Officials in GOP-held Iowa had applied for a Section 1332 waiver, which allows states to make changes to how they provide Obamacare services as long as they don’t reduce coverage or make it more expensive. The officials, including state insurance commissioner Doug Ommen, wanted to implement a “stopgap measure” to make the marketplace more competitive in an effort to lower costs — a plan other states were keeping an eye on to gauge its effectiveness. In September, Ommen argued that, without the waiver, “over 20,000 middle class farmers, early retirees and self-employed Iowans will likely either go uninsured or leave Iowa.”
Trump reportedly read about Ommen’s efforts in a Wall Street Journal article, then tried to contact then-Health and Human Services Secretary Tom Price (who resigned amid a chartered flight scandal last week) by phone but was unable to reach him because he was on a trip in Asia. So Trump instead contacted Seema Verma, administrator of the Centers for Medicare and Medicaid Service, the agency that reviews the Section 1332 waivers and “had been working closely with Iowa as it fine-tuned its submission.” Verma is seen as less likely than Price was to attempt to sabotage Obamacare.
Iowa officials planned to get rid of the state’s Obamacare exchange and replace subsidies with tax credits in an effort to expand insurance options, but even that was deemed unacceptable by Trump, whose administration is attempting to dismantle Obamacare after repeated failed efforts by congressional Republicans to repeal the law. The state’s waiver application is reportedly complete and currently under review, and some administration officials disagree with Trump that it should be rejected.
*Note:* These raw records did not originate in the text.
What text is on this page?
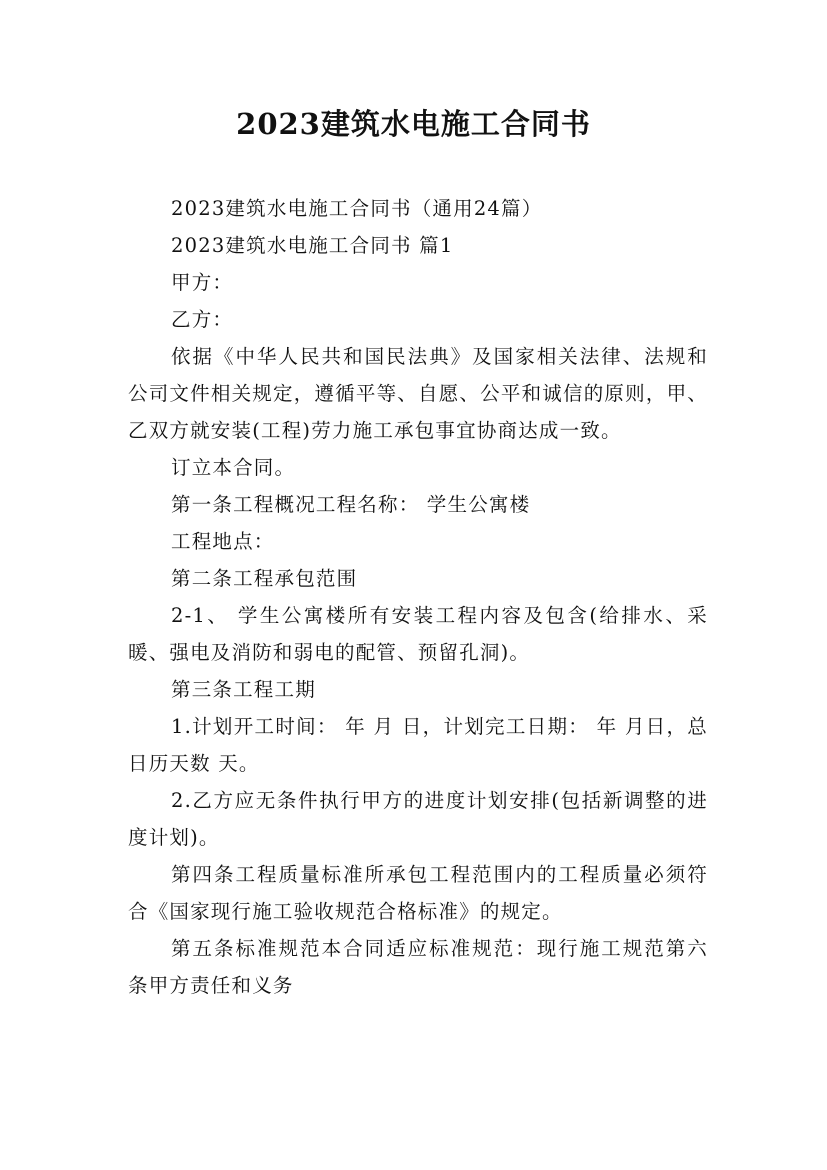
2023建筑水电施工合同书

2023建筑水电施工合同书（通用24篇）

2023建筑水电施工合同书 篇1

甲方：

乙方：

依据《中华人民共和国民法典》及国家相关法律、法规和公司文件相关规定，遵循平等、自愿、公平和诚信的原则，甲、乙双方就安装(工程)劳力施工承包事宜协商达成一致。

订立本合同。

第一条工程概况工程名称： 学生公寓楼

工程地点：

第二条工程承包范围

2-1、 学生公寓楼所有安装工程内容及包含(给排水、采暖、强电及消防和弱电的配管、预留孔洞)。

第三条工程工期

1.计划开工时间： 年 月 日，计划完工日期： 年 月日，总日历天数 天。

2.乙方应无条件执行甲方的进度计划安排(包括新调整的进度计划)。

第四条工程质量标准所承包工程范围内的工程质量必须符合《国家现行施工验收规范合格标准》的规定。

第五条标准规范本合同适应标准规范：现行施工规范第六条甲方责任和义务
“Supporters of the Affordable Care Act see the president’s opposition even to changes sought by conservative states as part of a broader campaign by his administration to undermine the 2010 health-care law,” the Post reported. “In addition to trying to cut funding for the ACA, the Trump administration also is hampering state efforts to control premiums. In the case of Iowa, that involved a highly unusual intervention by the president himself.”